I will say, I do disagree with your comment sentiment right here where you say "Ask yourself how much has really changed in the intervening year?".

I think the o1 paradigm has been crazy impressive. There was much debate over whether scaling up models would be enough. But now we have an entirely new system which has unlocked crazy reasoning capabilities.


exactly. and the counterarguments boil down to “na na” and hope.


god these arguments are empty, personal and without any substance whatsoever


Yes, sorry, the internet unfortunately works this way and even though we are trying everything we know to dampen this stuff on Hacker News in favor of more thoughtful conversation, it seems we can only tweak the margins somewhat.

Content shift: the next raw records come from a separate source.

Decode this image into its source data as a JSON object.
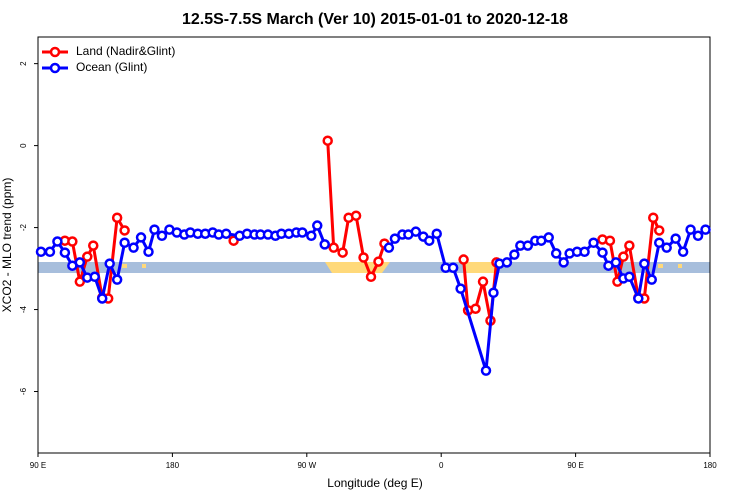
{
  "chart_data": {
    "type": "line",
    "title": "12.5S-7.5S March (Ver 10)   2015-01-01 to 2020-12-18",
    "x_label": "Longitude (deg E)",
    "y_label": "XCO2 - MLO trend (ppm)",
    "xlim": [
      90,
      540
    ],
    "xticks": [
      {
        "value": 90,
        "label": "90 E"
      },
      {
        "value": 180,
        "label": "180"
      },
      {
        "value": 270,
        "label": "90 W"
      },
      {
        "value": 360,
        "label": "0"
      },
      {
        "value": 450,
        "label": "90 E"
      },
      {
        "value": 540,
        "label": "180"
      }
    ],
    "ylim": [
      -7.5,
      2.65
    ],
    "yticks": [
      2,
      0,
      -2,
      -4,
      -6
    ],
    "legend": "top-left",
    "series": [
      {
        "name": "Land (Nadir&Glint)",
        "color": "#ff0000",
        "x": [
          108,
          113,
          118,
          123,
          127,
          133,
          137,
          143,
          148,
          null,
          221,
          null,
          284,
          288,
          294,
          298,
          303,
          308,
          313,
          318,
          322,
          null,
          375,
          378,
          383,
          388,
          393,
          397,
          null,
          468,
          473,
          478,
          482,
          486,
          492,
          496,
          502,
          506
        ],
        "values": [
          -2.32,
          -2.34,
          -3.32,
          -2.71,
          -2.44,
          -3.71,
          -3.73,
          -1.76,
          -2.07,
          null,
          -2.32,
          null,
          0.12,
          -2.49,
          -2.61,
          -1.76,
          -1.71,
          -2.73,
          -3.2,
          -2.83,
          -2.39,
          null,
          -2.78,
          -4.02,
          -3.98,
          -3.32,
          -4.27,
          -2.85,
          null,
          -2.29,
          -2.32,
          -3.32,
          -2.71,
          -2.44,
          -3.71,
          -3.73,
          -1.76,
          -2.07
        ]
      },
      {
        "name": "Ocean (Glint)",
        "color": "#0000ff",
        "x": [
          92,
          98,
          103,
          108,
          113,
          118,
          123,
          128,
          133,
          138,
          143,
          148,
          154,
          159,
          164,
          168,
          173,
          178,
          183,
          188,
          192,
          197,
          202,
          207,
          211,
          216,
          225,
          230,
          235,
          239,
          244,
          249,
          253,
          258,
          263,
          267,
          273,
          277,
          282,
          null,
          325,
          329,
          334,
          338,
          343,
          348,
          352,
          357,
          363,
          368,
          373,
          390,
          395,
          399,
          404,
          409,
          413,
          418,
          423,
          427,
          432,
          437,
          442,
          446,
          451,
          456,
          462,
          468,
          472,
          477,
          482,
          486,
          492,
          496,
          501,
          506,
          511,
          517,
          522,
          527,
          532,
          537
        ],
        "values": [
          -2.59,
          -2.59,
          -2.34,
          -2.61,
          -2.93,
          -2.85,
          -3.22,
          -3.2,
          -3.73,
          -2.88,
          -3.27,
          -2.37,
          -2.49,
          -2.24,
          -2.59,
          -2.05,
          -2.2,
          -2.05,
          -2.12,
          -2.17,
          -2.12,
          -2.15,
          -2.15,
          -2.12,
          -2.17,
          -2.15,
          -2.2,
          -2.15,
          -2.17,
          -2.17,
          -2.17,
          -2.2,
          -2.15,
          -2.15,
          -2.12,
          -2.12,
          -2.2,
          -1.95,
          -2.41,
          null,
          -2.49,
          -2.27,
          -2.17,
          -2.17,
          -2.1,
          -2.22,
          -2.32,
          -2.15,
          -2.98,
          -2.98,
          -3.49,
          -5.49,
          -3.59,
          -2.88,
          -2.85,
          -2.66,
          -2.44,
          -2.44,
          -2.32,
          -2.32,
          -2.24,
          -2.63,
          -2.85,
          -2.63,
          -2.59,
          -2.59,
          -2.37,
          -2.61,
          -2.93,
          -2.85,
          -3.24,
          -3.2,
          -3.73,
          -2.88,
          -3.27,
          -2.37,
          -2.49,
          -2.27,
          -2.59,
          -2.05,
          -2.2,
          -2.05
        ]
      }
    ]
  }
}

Show me the goalposts I have moved, with actual quotes to prove it. nobody ever has when I have asked.

Aso consider eg the bets I have made with Miles Brundage (and offered to Musk(, with money where I have backed up my views.

good summary of predictions i made - mostly correct – is here: https://open.substack.com/pub/garymarcus/p/25-ai-predictions...


you obviously never actually read the paper; you should.


Gary I respect you - will do!


because i correctly foresaw quite a lot. you should actually read the paper.


100% - there has not been any solid theoretical argument whatsoever (beyond some confusions about scaling that we can now see were incorrect).


the common thread is rationality and an aversion to disinformation.


It seems like you mainly switched to anti-neural-network punditry. Have you thought about trying to go back to research or is that not viable for you anymore?